Mr. Jaikishan Parmar – Sr. Equity Research Analyst, Angel Broking Ltd
“ICICI Lombard reported a good set of numbers for Q2FY21. Gross Direct Premium Income (GDPI) grew 8% YoY and declined 3.4% QoQ. PAT jumped 35% YoY, primarily owing to a Lower claim ratio and better combined ratio. The combined ratio improved by 30bps YoY to 100.1% due to lower claims in motor insurance. Retail health indemnity grew by 39% YoY in H1FY21 (48% YoY in Q2FY21). ICICI Lombard received 17000 covid-19 claims, which led to an outflow of Rs.115cr, if India does not witness the second wave of Covid Case then it will be positive for ICICI Lombard. General insurance segment well placed in the current scenario and ICIC Lombard has required skill set of underwriting, has strong capital to grow business. In current times the indemnity segment will help to improve growth. currently, it trades at 41x of trailing earnings, we have a positive view on ICICI Lombard considering the healthy return ratio and the industry has a structural demand tailwind.”

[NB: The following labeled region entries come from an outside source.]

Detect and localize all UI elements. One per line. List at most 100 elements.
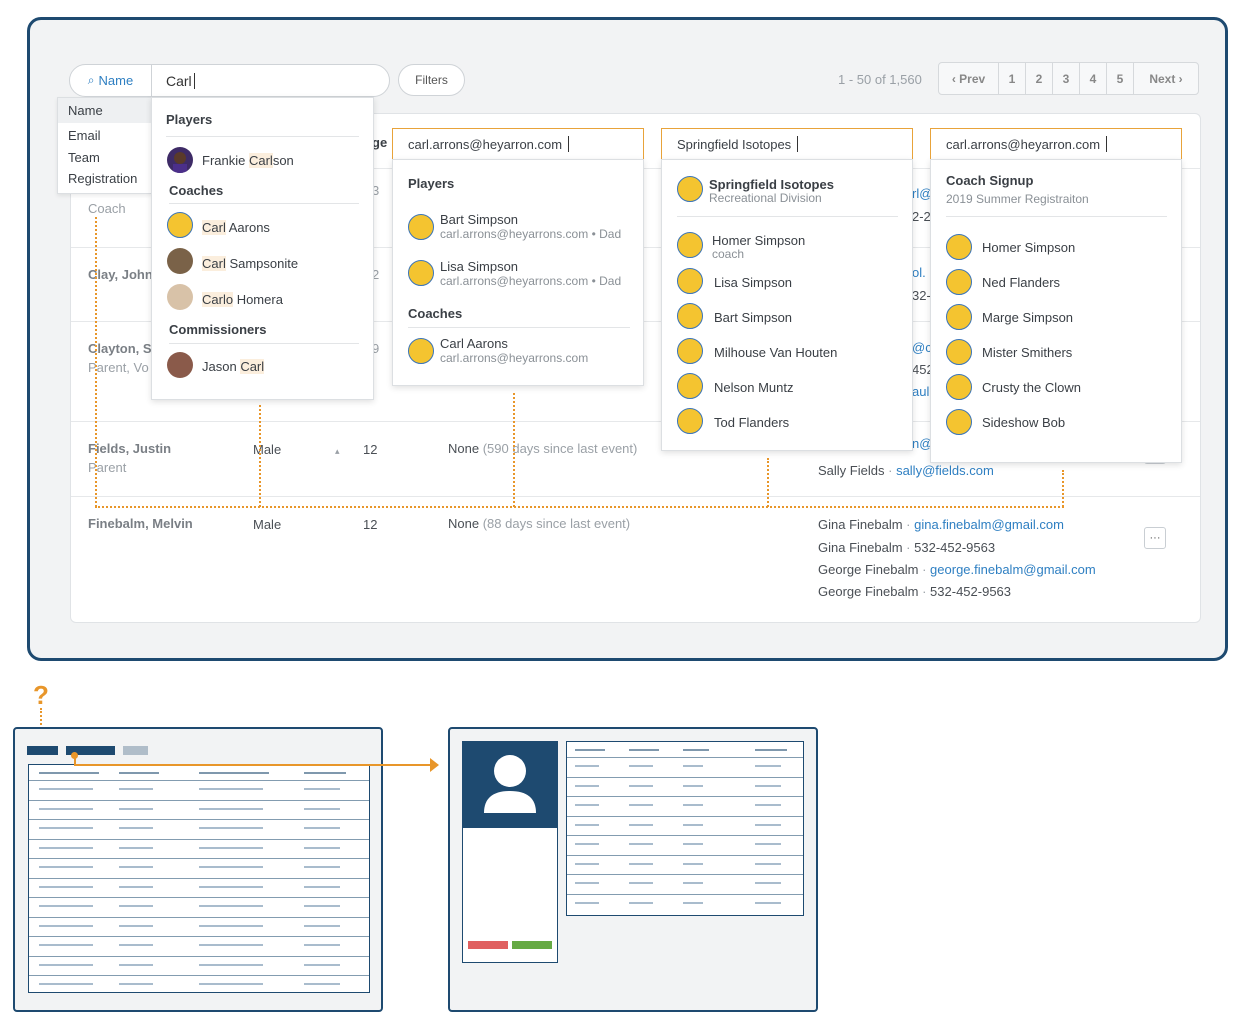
profile-icon bbox=[462, 741, 558, 828]
email-search-input[interactable]: carl.arrons@heyarron.com bbox=[392, 128, 644, 160]
registration-name[interactable]: Coach Signup bbox=[946, 173, 1033, 188]
players-heading: Players bbox=[166, 112, 213, 127]
registrant-name[interactable]: Ned Flanders bbox=[982, 275, 1060, 290]
avatar bbox=[677, 268, 703, 294]
avatar bbox=[677, 408, 703, 434]
search-bar: ⌕ Name Carl bbox=[69, 64, 390, 97]
avatar bbox=[408, 260, 434, 286]
avatar bbox=[946, 374, 972, 400]
team-name[interactable]: Springfield Isotopes bbox=[709, 177, 834, 192]
type-option-name[interactable]: Name bbox=[68, 103, 103, 118]
contact-line: Gina Finebalm · 532-452-9563 bbox=[818, 540, 996, 555]
next-button[interactable]: Next › bbox=[1134, 63, 1198, 94]
result-player-sub: carl.arrons@heyarrons.com • Dad bbox=[440, 227, 622, 241]
team-member-name[interactable]: Homer Simpson bbox=[712, 233, 805, 248]
avatar bbox=[677, 373, 703, 399]
team-member-name[interactable]: Lisa Simpson bbox=[714, 275, 792, 290]
table-row-age: 12 bbox=[363, 442, 378, 457]
type-option-team[interactable]: Team bbox=[68, 150, 100, 165]
result-coach[interactable]: Carlo Homera bbox=[202, 292, 283, 307]
avatar bbox=[167, 352, 193, 378]
registrant-name[interactable]: Sideshow Bob bbox=[982, 415, 1065, 430]
table-row-gender: Male bbox=[253, 517, 282, 532]
contact-line: George Finebalm · 532-452-9563 bbox=[818, 584, 1012, 599]
search-icon: ⌕ bbox=[87, 73, 95, 87]
team-member-name[interactable]: Milhouse Van Houten bbox=[714, 345, 837, 360]
table-row-event: None (88 days since last event) bbox=[448, 516, 631, 531]
connector-line bbox=[95, 506, 1064, 508]
avatar bbox=[167, 248, 193, 274]
search-type-label: Name bbox=[98, 73, 134, 88]
result-coach-sub: carl.arrons@heyarrons.com bbox=[440, 351, 589, 365]
contact-fragment: aul bbox=[912, 384, 930, 399]
avatar bbox=[946, 269, 972, 295]
result-coach-name[interactable]: Carl Aarons bbox=[440, 336, 508, 351]
type-option-email[interactable]: Email bbox=[68, 128, 101, 143]
avatar bbox=[408, 338, 434, 364]
registrant-name[interactable]: Crusty the Clown bbox=[982, 380, 1081, 395]
table-row-role: Parent, Vo bbox=[88, 360, 149, 375]
search-type-menu: Name Email Team Registration bbox=[57, 97, 152, 194]
commissioners-heading: Commissioners bbox=[169, 322, 267, 337]
table-header-age: ge bbox=[372, 135, 388, 150]
page-1[interactable]: 1 bbox=[999, 63, 1026, 94]
table-row-name[interactable]: Clay, John bbox=[88, 267, 153, 282]
table-row-event: None (590 days since last event) bbox=[448, 441, 638, 456]
page-5[interactable]: 5 bbox=[1107, 63, 1134, 94]
row-more-button[interactable]: ··· bbox=[1144, 527, 1166, 549]
pagination: ‹ Prev 1 2 3 4 5 Next › bbox=[938, 62, 1199, 95]
players-heading: Players bbox=[408, 176, 455, 191]
result-player[interactable]: Frankie Carlson bbox=[202, 153, 294, 168]
registrant-name[interactable]: Mister Smithers bbox=[982, 345, 1072, 360]
avatar bbox=[167, 284, 193, 310]
result-coach[interactable]: Carl Aarons bbox=[202, 220, 270, 235]
table-row-name[interactable]: Finebalm, Melvin bbox=[88, 516, 193, 531]
contact-fragment: ol. bbox=[912, 265, 926, 280]
registration-results-dropdown: Coach Signup 2019 Summer Registraiton Ho… bbox=[930, 159, 1182, 463]
team-member-name[interactable]: Bart Simpson bbox=[714, 310, 792, 325]
result-player-name[interactable]: Lisa Simpson bbox=[440, 259, 518, 274]
team-search-input[interactable]: Springfield Isotopes bbox=[661, 128, 913, 160]
avatar bbox=[946, 409, 972, 435]
arrow-right-icon bbox=[430, 758, 439, 772]
team-member-name[interactable]: Nelson Muntz bbox=[714, 380, 793, 395]
coaches-heading: Coaches bbox=[169, 183, 224, 198]
avatar bbox=[946, 304, 972, 330]
registrant-name[interactable]: Homer Simpson bbox=[982, 240, 1075, 255]
team-member-name[interactable]: Tod Flanders bbox=[714, 415, 789, 430]
type-option-registration[interactable]: Registration bbox=[68, 171, 137, 186]
table-row-name[interactable]: Fields, Justin bbox=[88, 441, 171, 456]
avatar bbox=[677, 303, 703, 329]
result-player-name[interactable]: Bart Simpson bbox=[440, 212, 518, 227]
result-range: 1 - 50 of 1,560 bbox=[838, 72, 922, 87]
chevron-left-icon: ‹ bbox=[951, 71, 960, 86]
filters-button[interactable]: Filters bbox=[398, 64, 465, 96]
avatar bbox=[677, 232, 703, 258]
page-2[interactable]: 2 bbox=[1026, 63, 1053, 94]
result-commissioner[interactable]: Jason Carl bbox=[202, 359, 265, 374]
sort-icon: ▴ bbox=[335, 446, 340, 456]
registration-season: 2019 Summer Registraiton bbox=[946, 192, 1089, 206]
table-row-age: 12 bbox=[363, 517, 378, 532]
connector-line bbox=[95, 217, 97, 507]
table-row-gender: Male bbox=[253, 442, 282, 457]
table-row-name[interactable]: Clayton, S bbox=[88, 341, 152, 356]
contact-line: Sally Fields · sally@fields.com bbox=[818, 463, 994, 478]
avatar bbox=[408, 214, 434, 240]
search-input[interactable]: Carl bbox=[166, 73, 195, 89]
connector-line bbox=[1062, 470, 1064, 507]
wireframe-detail bbox=[448, 727, 818, 1012]
page-3[interactable]: 3 bbox=[1053, 63, 1080, 94]
registrant-name[interactable]: Marge Simpson bbox=[982, 310, 1073, 325]
avatar bbox=[677, 176, 703, 202]
avatar bbox=[946, 339, 972, 365]
connector-line bbox=[259, 405, 261, 507]
page-4[interactable]: 4 bbox=[1080, 63, 1107, 94]
result-coach[interactable]: Carl Sampsonite bbox=[202, 256, 298, 271]
prev-button[interactable]: ‹ Prev bbox=[939, 63, 999, 94]
name-results-dropdown: Players Frankie Carlson Coaches Carl Aar… bbox=[151, 97, 374, 400]
search-type-button[interactable]: ⌕ Name bbox=[70, 65, 152, 96]
avatar bbox=[677, 338, 703, 364]
team-member-role: coach bbox=[712, 247, 745, 261]
registration-search-input[interactable]: carl.arrons@heyarron.com bbox=[930, 128, 1182, 160]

Shares of ICICI Lombard General Insurance Company Ltd was last trading in BSE at Rs.1254.95 as compared to the previous close of Rs. 1256.45. The total number of shares traded during the day was 7380 in over 983 trades.
The stock hit an intraday high of Rs. 1265 and intraday low of 1241.3. The net turnover during the day was Rs. 9240850.